After a look at the happy ending of the seemingly completed dating sim, and then the credits, we jump forward to the assmbled group admiring their work, which gets close to Aku no Hana levels of plot compression. But it turns out they’re only done the first route, with two months left till Summer Comiket. So there’s still much work to be done.

It’s as good a stopping place as any, but I’ll gladly join the chorus of voices who look forward to a second season where we see those other routes unfold, both in and out of the game. Throughout its run, Saekano was a smart, sexy breath of fresh air: cheekily self-aware, but never obnoxiously so, and full of so much witty banter and laughs that I wouldn’t rule out a full re-watch as I await a sequel. Until then, matane, Saekano.


Author: sesameacrylic

Zane Kalish is a staff writer for RABUJOI.

5 thoughts on “Saenai Heroine no Sodatekata – 12 (Fin)”

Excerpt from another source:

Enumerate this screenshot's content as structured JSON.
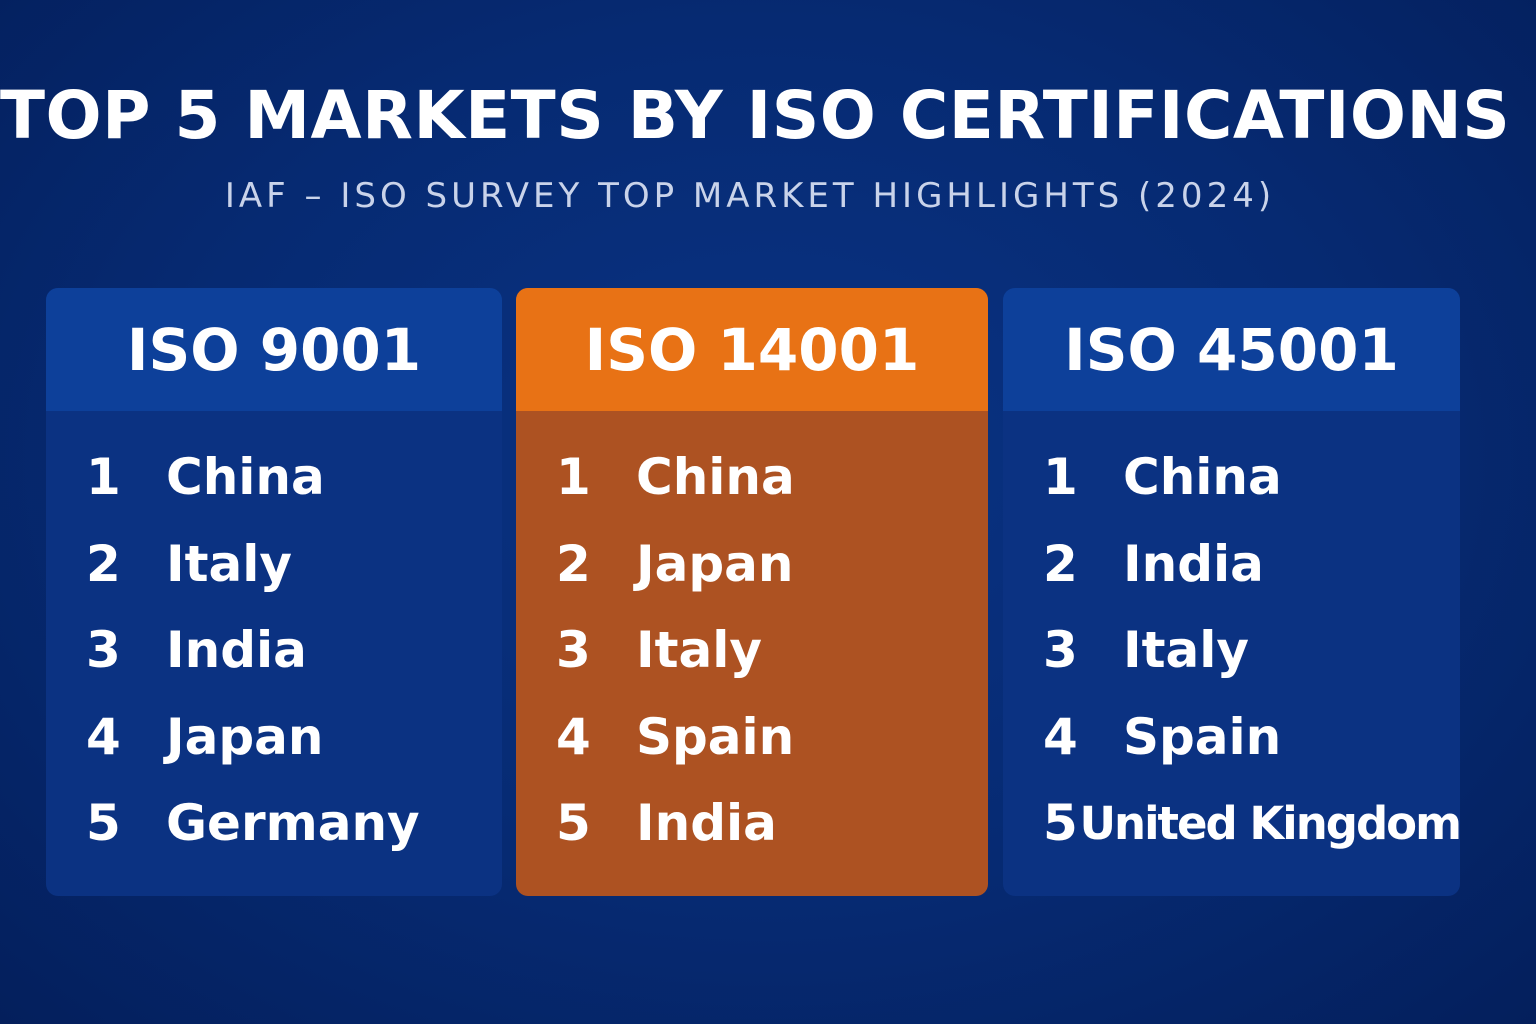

  1. Hmmm. A fun episode, but I think the thing that struck me was Kato’s character developments.

    She’s the one that realizes M’s band mates are otaku – and shushes T to do so, she essentially tells T she isn’t a virgin, she teaches herself game scripting, and she reproved *Utaha* on the way to the show (…are you going to be a problem S?)

    And when E puts herself out there inviting her to be a friend – she pauses and lets E swing in the wind for a bit before replying.

    Still waters run deep.

  2. I love this series for having such a great balance in all aspects. Having Kato stand out as such a great character despite her “incomplete personality” and the other strong female characters takes some good writing. The series also fairly self aware without getting pretentious. The series also spent a good amount of time on each of the girls while keeping all the characters relevant during each of the arks.

  3. For me, the last episodes redeemed Kato as a character, because finally – for the very first time ever – she is proving that she is a _human being_ able to do something on her own volition, instead of the pet she has been up to then.

    Frankly, I felt _shocked_ how much worship Kato received in the first half, while she was doing exactly _nothing_ but

    1) being a girl and easy on the eyes
    2) patiently listening to an otaku’s ramblings and giving deadpan retorts
    3) doing exactly what she was told

    THIS is sufficient for people? Really? This is what many people seemed to _wish for_?


    1. kato did more than just do what she was told. it was the fact that kato was “normal” amongst the other archtype females; the fact that she has real genuine natural chemistry with tomoya(sometimes its not about how much the character stands out as much as how he/she interacts with characters and what those relationships bring to the story) that made her standout. She actually felt like a friend u could kick back n relax with; a person to talk to and express your joys and fears. kato was always on top of things; seemingly following tomoya’s demands but always bringing him down a peg when she had to. She seemed to be always being pulled by tomoya but underneath that she was actually pulling him. The reason why it seemed like kato finally “did” something this ep is because all that build up for her character finally showed itself in a more obvious way. In previous eps it was less obvious and so viewers had to read between the lines (kato is very aware and intelligent; a chessmaster if you will and it was hinted at through the beginning eps). Overall, i think it’s kato’s ability to inspire, to be able to converse with, and relate to the lead is why she was so endearing. Kato was one of the few reasons why i was down with watching this series even when i thought it was an ok watch (unfortunately it didnt really turn its cliches on their head the way the show thought it did) Kato was the only character i felt they slightly did that with.